Nineteen years after the war, the Kargil Battle School is training its students with more advanced technology and equipment

DRAS: During the 1999 Kargil war, the Indian Army had faced immense difficulty in recapturing its posts located at several high-altitude peaks in the J&K district after an infiltration took place from the other side of the border or Pakistan. One reason for this was the lack of institutionalised training in mountain warfare in the region. The situation, however, changed in 2000 when the Kargil Battle School was opened for providing pre-induction training to soldiers, who are deployed in the heights along the Line of Control (LoC) in this region.

Nineteen years after the war, the school is training its students with more advanced technology and equipment. There, however, are challenges that remain and are being overcome through this training institution.

Lt Col K T Varunny, the Officer-Commanding of the Kargil Battle School in Dras, explains that the institution’s aim is to ensure that all troops of the 8 Mountain Division can safely operate from 10,000 feet to 18,000 feet. This division is tasked with guarding high features located at these altitudes and passes in Dras, Kargil and Batalik sectors, where the war was fought in 1999.

“What happens here is something like pre-induction of troops entering this area from peace stations.

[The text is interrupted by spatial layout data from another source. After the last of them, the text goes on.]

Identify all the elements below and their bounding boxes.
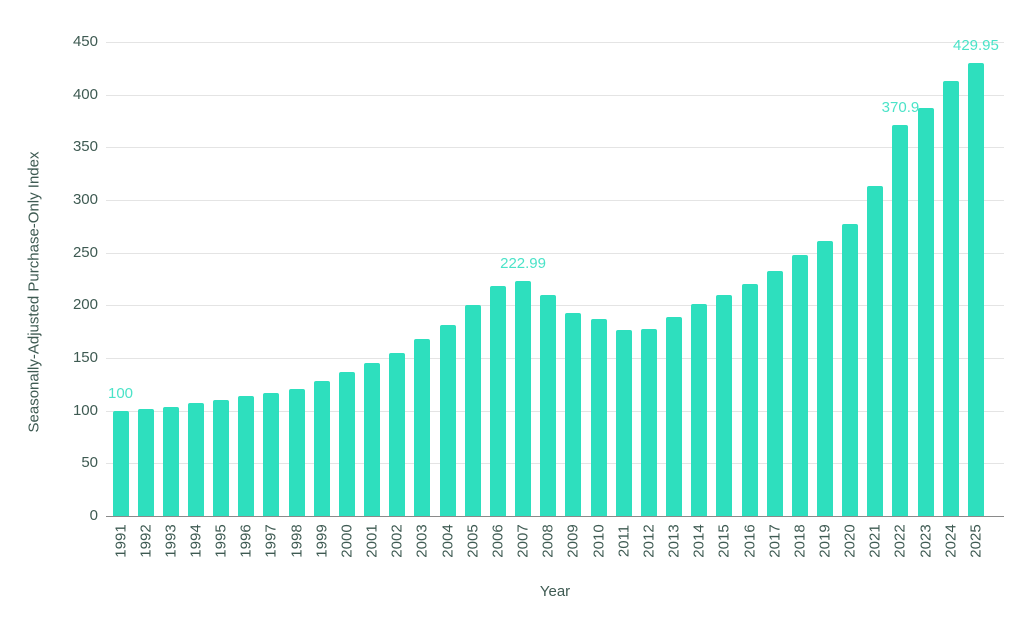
y-tick-label-50: 50 (81, 454, 98, 472)
y-tick-label-200: 200 (72, 296, 98, 314)
y-tick-label-150: 150 (72, 349, 98, 366)
bar-2024 (942, 80, 959, 516)
bar-2004 (439, 324, 456, 516)
x-tick-label-2009: 2009 (564, 524, 582, 558)
bar-1993 (162, 406, 179, 516)
y-tick-label-0: 0 (89, 507, 98, 524)
data-label-2007: 222.99 (500, 255, 546, 273)
x-tick-label-1996: 1996 (237, 524, 255, 558)
bar-2007 (515, 281, 532, 516)
bar-2015 (716, 295, 733, 516)
bar-2018 (791, 254, 808, 516)
bar-2012 (640, 328, 657, 516)
gridline-350 (106, 147, 1004, 149)
x-tick-label-1995: 1995 (212, 524, 230, 558)
x-tick-label-2008: 2008 (539, 524, 557, 558)
bar-1994 (187, 402, 204, 516)
x-tick-label-2006: 2006 (489, 524, 507, 558)
x-tick-label-2001: 2001 (363, 524, 381, 558)
x-tick-label-1991: 1991 (112, 524, 129, 558)
x-tick-label-2005: 2005 (464, 524, 482, 558)
bar-2005 (464, 304, 481, 516)
bar-2023 (917, 108, 934, 516)
data-label-2022: 370.9 (881, 99, 920, 117)
bar-1997 (263, 393, 280, 516)
y-tick-label-350: 350 (72, 138, 98, 156)
bar-1992 (137, 409, 154, 516)
gridline-250 (106, 252, 1004, 254)
bar-2008 (540, 294, 557, 516)
y-tick-label-250: 250 (72, 243, 98, 261)
x-tick-label-2014: 2014 (690, 524, 708, 558)
x-tick-label-2024: 2024 (942, 524, 960, 558)
x-tick-label-2019: 2019 (816, 524, 834, 558)
x-tick-label-2017: 2017 (766, 524, 784, 558)
data-label-2025: 429.95 (952, 37, 999, 55)
x-tick-label-1997: 1997 (262, 524, 280, 558)
x-tick-label-2003: 2003 (413, 524, 431, 558)
x-tick-label-2012: 2012 (640, 524, 658, 558)
bar-2011 (615, 329, 632, 516)
bar-2022 (892, 125, 909, 516)
x-tick-label-2013: 2013 (665, 524, 683, 558)
x-tick-label-2023: 2023 (917, 524, 935, 558)
data-label-1991: 100 (107, 384, 134, 402)
x-tick-label-2002: 2002 (388, 524, 406, 558)
x-tick-label-2007: 2007 (514, 524, 532, 558)
bar-2001 (364, 362, 381, 516)
x-axis-title: Year (539, 583, 571, 600)
bar-2016 (741, 284, 758, 516)
x-tick-label-1998: 1998 (288, 524, 306, 558)
bar-2010 (590, 319, 607, 516)
bar-2025 (967, 63, 984, 516)
bar-2009 (565, 313, 582, 516)
bar-2020 (842, 223, 859, 516)
bar-2002 (389, 352, 406, 516)
x-tick-label-2021: 2021 (866, 524, 884, 558)
x-tick-label-2000: 2000 (338, 524, 356, 558)
x-tick-label-2018: 2018 (791, 524, 809, 558)
x-tick-label-1992: 1992 (137, 524, 155, 558)
bar-2003 (414, 339, 431, 516)
y-tick-label-100: 100 (72, 401, 98, 419)
gridline-300 (106, 200, 1004, 201)
x-tick-label-2010: 2010 (590, 524, 608, 558)
bar-1996 (238, 396, 255, 516)
y-tick-label-450: 450 (72, 33, 98, 50)
x-tick-label-2004: 2004 (439, 524, 457, 558)
x-tick-label-2015: 2015 (715, 524, 733, 558)
bar-1999 (313, 381, 330, 516)
x-tick-label-2011: 2011 (615, 524, 633, 558)
bar-2000 (338, 372, 355, 516)
y-tick-label-400: 400 (72, 85, 98, 103)
bar-2019 (816, 240, 833, 516)
y-tick-label-300: 300 (72, 191, 98, 208)
bar-2013 (666, 316, 683, 516)
y-axis-title: Seasonally-Adjusted Purchase-Only Index (25, 151, 43, 433)
bar-1998 (288, 388, 305, 516)
bar-1995 (213, 399, 230, 516)
x-tick-label-2022: 2022 (891, 524, 909, 558)
x-tick-label-2020: 2020 (841, 524, 859, 558)
bar-2021 (867, 186, 884, 516)
bar-2006 (489, 285, 506, 516)
gridline-450 (106, 42, 1004, 43)
bar-2014 (691, 304, 708, 516)
x-tick-label-2016: 2016 (741, 524, 758, 558)
x-tick-label-2025: 2025 (967, 524, 985, 558)
bar-2017 (766, 270, 783, 516)
gridline-400 (106, 94, 1004, 96)
x-axis-line (106, 516, 1004, 517)
x-tick-label-1999: 1999 (313, 524, 331, 558)
x-tick-label-1993: 1993 (162, 524, 180, 558)
bar-1991 (112, 410, 129, 516)
x-tick-label-1994: 1994 (187, 524, 205, 558)
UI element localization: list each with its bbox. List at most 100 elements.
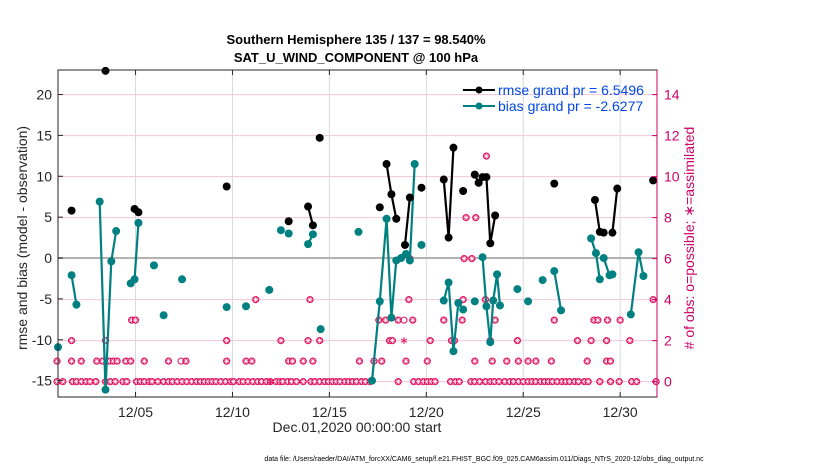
y-tick-label: 10	[36, 168, 52, 184]
obs-assimilated-marker	[583, 357, 591, 365]
obs-marker-spoke	[549, 359, 554, 364]
bias-point	[242, 302, 251, 311]
obs-assimilated-marker	[394, 316, 402, 324]
obs-assimilated-marker	[468, 255, 476, 263]
obs-assimilated-marker	[503, 357, 511, 365]
obs-assimilated-marker	[355, 357, 364, 365]
obs-marker-spoke	[74, 379, 79, 384]
y-tick-label: -10	[32, 332, 52, 348]
obs-marker-spoke	[608, 359, 613, 364]
x-tick-label: 12/15	[312, 404, 347, 420]
obs-marker-spoke	[396, 318, 401, 323]
obs-assimilated-marker	[59, 378, 67, 386]
obs-marker-spoke	[585, 359, 590, 364]
obs-marker-spoke	[128, 359, 133, 364]
obs-marker-spoke	[289, 379, 294, 384]
bias-point	[405, 256, 414, 265]
obs-marker-spoke	[60, 379, 65, 384]
obs-assimilated-marker	[378, 357, 386, 365]
series-rmse	[67, 66, 658, 249]
obs-assimilated-marker	[472, 214, 480, 222]
obs-marker-spoke	[533, 359, 538, 364]
bias-point	[375, 297, 384, 306]
rmse-point	[417, 183, 426, 192]
bias-point	[591, 249, 600, 258]
rmse-point	[470, 170, 479, 179]
obs-assimilated-marker	[252, 296, 260, 304]
y-tick-label: 5	[44, 209, 52, 225]
obs-assimilated-marker	[127, 357, 135, 365]
obs-marker-spoke	[223, 379, 228, 384]
obs-marker-spoke	[337, 379, 343, 384]
obs-assimilated-marker	[462, 214, 470, 222]
obs-assimilated-marker	[633, 378, 641, 386]
rmse-point	[459, 186, 468, 195]
y2-tick-label: 6	[664, 251, 672, 267]
rmse-point	[315, 133, 324, 142]
obs-marker-spoke	[457, 379, 462, 384]
obs-assimilated-marker	[476, 378, 484, 386]
rmse-point	[474, 178, 483, 187]
obs-marker-spoke	[87, 379, 93, 384]
obs-assimilated-marker	[140, 357, 148, 365]
obs-marker-spoke	[496, 379, 502, 384]
obs-marker-spoke	[448, 379, 453, 384]
bias-point	[107, 257, 116, 266]
legend: rmse grand pr = 6.5496 bias grand pr = -…	[463, 82, 644, 114]
rmse-point	[491, 211, 500, 220]
obs-marker-spoke	[460, 318, 465, 323]
obs-marker-spoke	[179, 379, 185, 384]
obs-assimilated-marker	[288, 357, 297, 365]
obs-assimilated-marker	[182, 357, 190, 365]
bias-point	[495, 301, 504, 310]
y2-axis-label: # of obs: o=possible; ∗=assimilated	[681, 127, 697, 350]
obs-assimilated-marker	[292, 378, 301, 386]
x-axis-label: Dec.01,2020 00:00:00 start	[273, 419, 442, 435]
obs-assimilated-marker	[67, 337, 76, 345]
bias-point	[368, 376, 377, 385]
obs-marker-spoke	[575, 338, 580, 343]
obs-assimilated-marker	[532, 357, 540, 365]
obs-marker-spoke	[552, 318, 557, 323]
obs-assimilated-marker	[547, 357, 555, 365]
obs-marker-spoke	[403, 359, 409, 364]
obs-star-spoke	[400, 338, 408, 343]
y2-axis-ticks: 0 2 4 6 8 10 12 14	[652, 87, 680, 390]
bias-point	[482, 302, 491, 311]
bias-point	[159, 311, 168, 320]
legend-bias-label: bias grand pr = -2.6277	[498, 98, 643, 114]
bias-point	[486, 338, 495, 347]
rmse-point	[101, 66, 110, 75]
obs-marker-spoke	[504, 359, 509, 364]
obs-marker-spoke	[241, 379, 246, 384]
chart-subtitle: SAT_U_WIND_COMPONENT @ 100 hPa	[234, 50, 479, 65]
bias-point	[550, 267, 559, 276]
obs-assimilated-marker	[488, 357, 496, 365]
chart-title: Southern Hemisphere 135 / 137 = 98.540%	[226, 32, 485, 47]
rmse-point	[382, 160, 391, 169]
data-file-footer: data file: /Users/raeder/DAI/ATM_forcXX/…	[264, 456, 704, 463]
obs-star-spoke	[266, 379, 274, 384]
rmse-point	[375, 203, 384, 212]
obs-marker-spoke	[357, 359, 362, 364]
rmse-point	[486, 239, 495, 248]
obs-marker-spoke	[461, 297, 466, 302]
obs-marker-spoke	[406, 297, 411, 302]
bias-line-segment	[98, 201, 118, 390]
obs-marker-spoke	[363, 379, 368, 384]
obs-marker-spoke	[253, 297, 258, 302]
obs-assimilated-marker	[223, 337, 231, 345]
rmse-line-segment	[611, 188, 619, 233]
obs-marker-spoke	[301, 359, 306, 364]
obs-marker-spoke	[224, 359, 229, 364]
bias-line-segment	[133, 222, 140, 280]
y2-tick-label: 8	[664, 210, 672, 226]
bias-point	[439, 296, 448, 305]
bias-point	[538, 276, 547, 285]
y-axis-label: rmse and bias (model - observation)	[14, 126, 30, 350]
obs-marker-spoke	[294, 379, 299, 384]
x-tick-label: 12/05	[118, 404, 153, 420]
bias-point	[599, 254, 608, 263]
obs-assimilated-marker	[93, 357, 101, 365]
obs-marker-spoke	[521, 379, 526, 384]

This is especially important for those personnel who are coming from the plains. The Kargil Battle School has been established to ensure that troops are ready for mountain warfare and are training for tactical operations in the mountains,” Lt Col Varunny told ET.

He explains that the course for every inductee lasts for about three weeks. It starts with acclimatisation in the first week- an important factor for troops to be able to function normally at high altitudes. Trainees subsequently have to undergo a physical training to be able to carry out the strenuous climbs, followed by learning different climbing techniques and more endurance training. They are then inducted into the 8 Mountain Division.

On Tuesday, different climbing demonstrations were held on a hill designated for such activities of the training school. The hill stands out distinctly among the near barren light brown coloured hills surrounding it. Small flags of different colours are planted on rock faces across the hill and have been designated as different bases for the climbs.

“We teach rock climbing, rock-craft and casualty evacuation in this hill,” said an army official, while explaining the demonstrations.

The demonstrations involved free climbing, a 90-degree climb, rappelling and assault teams climbing rock faces and carrying out a simulated attack on a bunker portrayed as that of the enemy. What also needs to be noted is that these climbs are against gravity and soldiers have to not only be strong enough to carry their own body weight, but also about 25 kg of load, including their weapon, ammunition, sleeping bag and equipment for climbing. The school also trains the soldiers to walk for a stretch of 10-15 kilometres (km) at night before a simulated assault, to avoid detection.

Officers who are running the school explain that there has been a major infrastructure change. “Things have changed over the years such as now there is better infrastructure training,” said an officer.

Another officer explained that the initial challenges in such training is that soldiers have to get used to the specialised equipment being used in the climbs. “And then we need adequate physical fitness level, as one can easily get breathless in high altitudes. Presence of mind is also important as a wrong step can lead to accidents,” he said.

The school also trains soldiers in skiing and ice climbing. Learning mountain warfare and climbing techniques is of immense importance in this region, because in some high features roads only exist up to a certain point and the supplies have to be carried by porters or by troops. These techniques will also come to use if war breaks out at peaks in these regions.